The Roar
The Roar


If Coates loses, Australia loses

AOC President John Coates has refused to step down in light of a damning workplace review. (AP Photo/Koji Sasahara)
Roar Guru
1st May, 2017

There is a major trophy on offer this Saturday, and it seems little to do with sport.

The AOC presidency is ostensibly an altruistic role meant to keep our domestic Olympic machinery in shape, but it also represents a highly coveted brand capture for the big end of town.

Incumbent John Coates and challenger Danni Roche both knew sporting success in their youth, but this week they have seemed little more than figureheads for partisan establishment interests.

Variously portrayed as Melbourne versus Sydney, Liberal versus Labor, toxic versus enlightened work practices, complacency versus vigour, and sometimes spiced with gender undertones, the battle lines are dizzying in their claims to lofty backing and personal legitimacy.

One of the more tangible points of difference is the prospect of closer working ties between the AOC and the Australian Sports Commission, or “collaboration” as Roche glosses it. The enmity between Coates and Roche backer ASC boss John Wylie is well documented, and based partly on perceptions of blame over our disappointing Rio medal count.

John Coates

But it is also this prospect which is most likely to undo Roche’s quest, since the IOC ‘s synonym for collaboration is likely to be “infiltration,” even “assimilation” of its Australian outpost.
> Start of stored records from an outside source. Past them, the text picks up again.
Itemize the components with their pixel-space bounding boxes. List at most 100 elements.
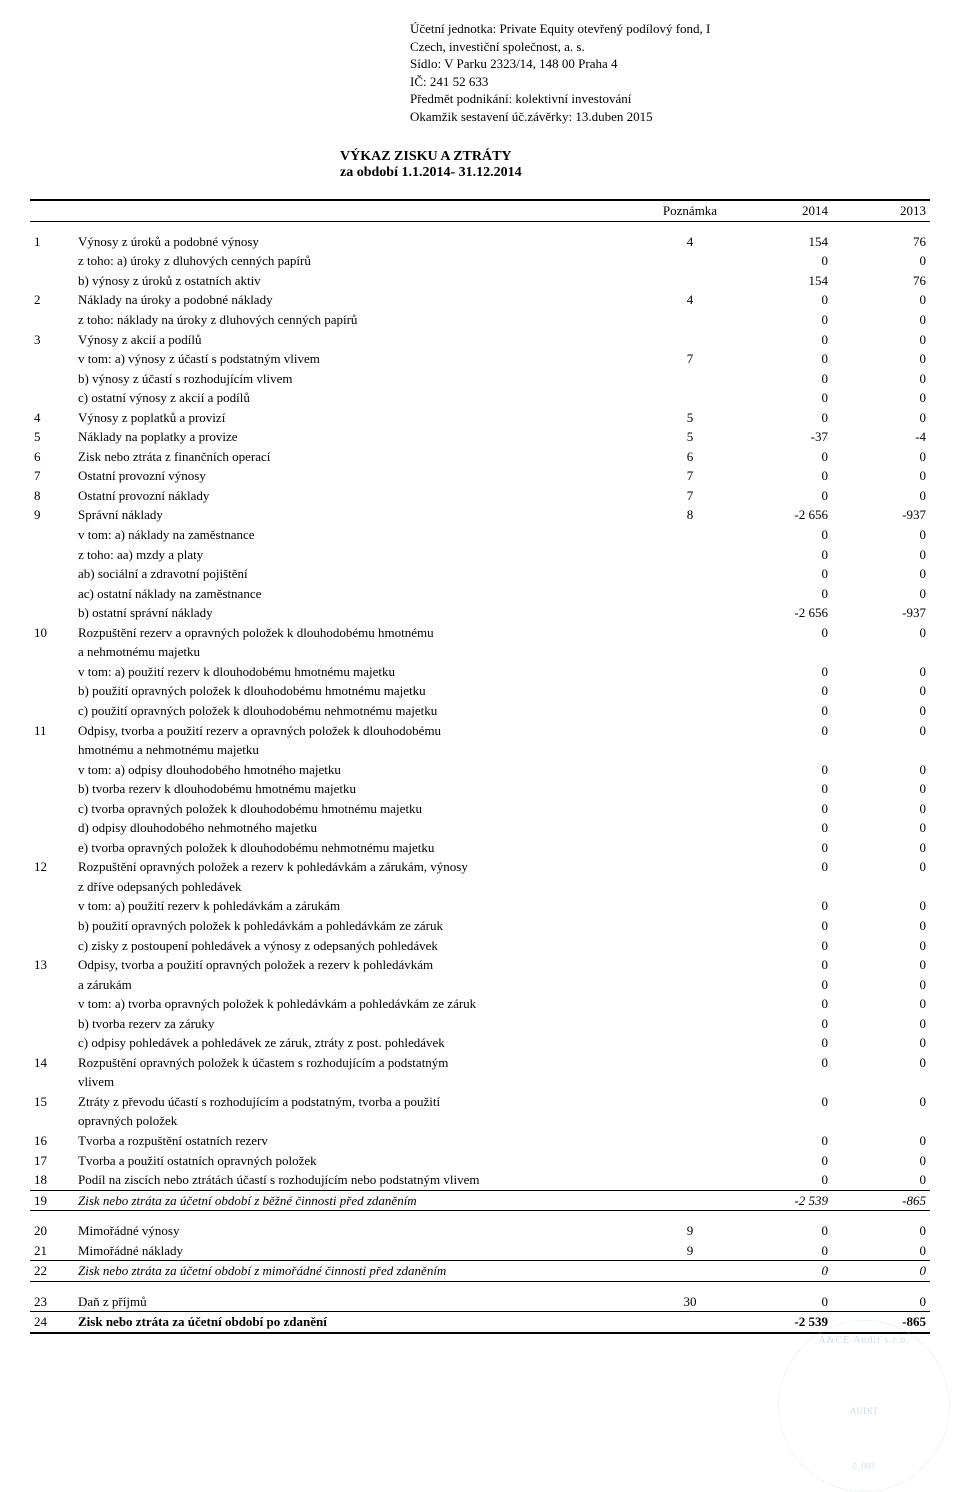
row-number: 20 (30, 1221, 74, 1241)
row-value-2014: -2 539 (734, 1312, 832, 1333)
row-value-2014: 0 (734, 1292, 832, 1312)
table-row: b) výnosy z úroků z ostatních aktiv15476 (30, 271, 930, 291)
row-value-2014: 0 (734, 1221, 832, 1241)
row-value-2014: 0 (734, 1131, 832, 1151)
row-value-2013: 0 (832, 896, 930, 916)
row-note (646, 799, 734, 819)
row-label: Zisk nebo ztráta z finančních operací (74, 447, 646, 467)
row-number (30, 760, 74, 780)
row-value-2014: 0 (734, 408, 832, 428)
row-value-2014: 0 (734, 779, 832, 799)
table-row: b) tvorba rezerv k dlouhodobému hmotnému… (30, 779, 930, 799)
row-number (30, 818, 74, 838)
row-value-2014: 0 (734, 955, 832, 975)
row-value-2013: 0 (832, 447, 930, 467)
row-label: Zisk nebo ztráta za účetní období z běžn… (74, 1190, 646, 1211)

The IOC’s fierce resistance to government influence is why it has countered the Roche challenge with its own scorched-earth threat to axe Coates’ various roles at the top of the Olympic tree, should he be toppled.

Those roles include the IOC vice presidency and chairmanship of CAS. Their loss could severely diminish Australia’s Olympic influence for decades.


But there are reasons closer to home to be wary of Roche’s plan. The ASC’s policy of greater funding disbursement discretion for individual sports bodies has arguably led to rapidly diminished transparency.

Swimming, for instance, the sport deemed most culpable for our reduced Rio gold haul, was able to get away with barely a page of text for its entire post Rio review.

Now a chiefly coach-run outfit, Swimming Australia Limited has little incentive to demonstrate how its upper management and pool deck operations interact.

The reduced operational oversight may be characterised as streamlining by the ASC and SAL, yet it has implications for critical areas such as expenditure equity and doping control.

Simple inquiries to SAL, for instance, about which domestic competitions are officially designated “In competition” and “out of competition” for drug testing protocols, go unanswered.

Out-of-competition drug testing protocols allow a large number of stimulants which are banned at in-competition designated meets.

There is also unrest about the recently burgeoning number of ancillary coaching and support staff positions on international teams, and the contrastingly minuscule direct financial support for Olympic swimmers.

Coates famously blasted such trends as “funding bloat” in his post Rio attack on the ASC.


If these complaints are typical of other Olympic sports, the Roche route might see further diminution of central accountability. It is no coincidence that swimming is backing Roche on Saturday.

But if Coates wins the ballot, the AOC may well attempt to restore the balance of oversight, and our Tokyo campaign should be on far better footing than the Rio effort.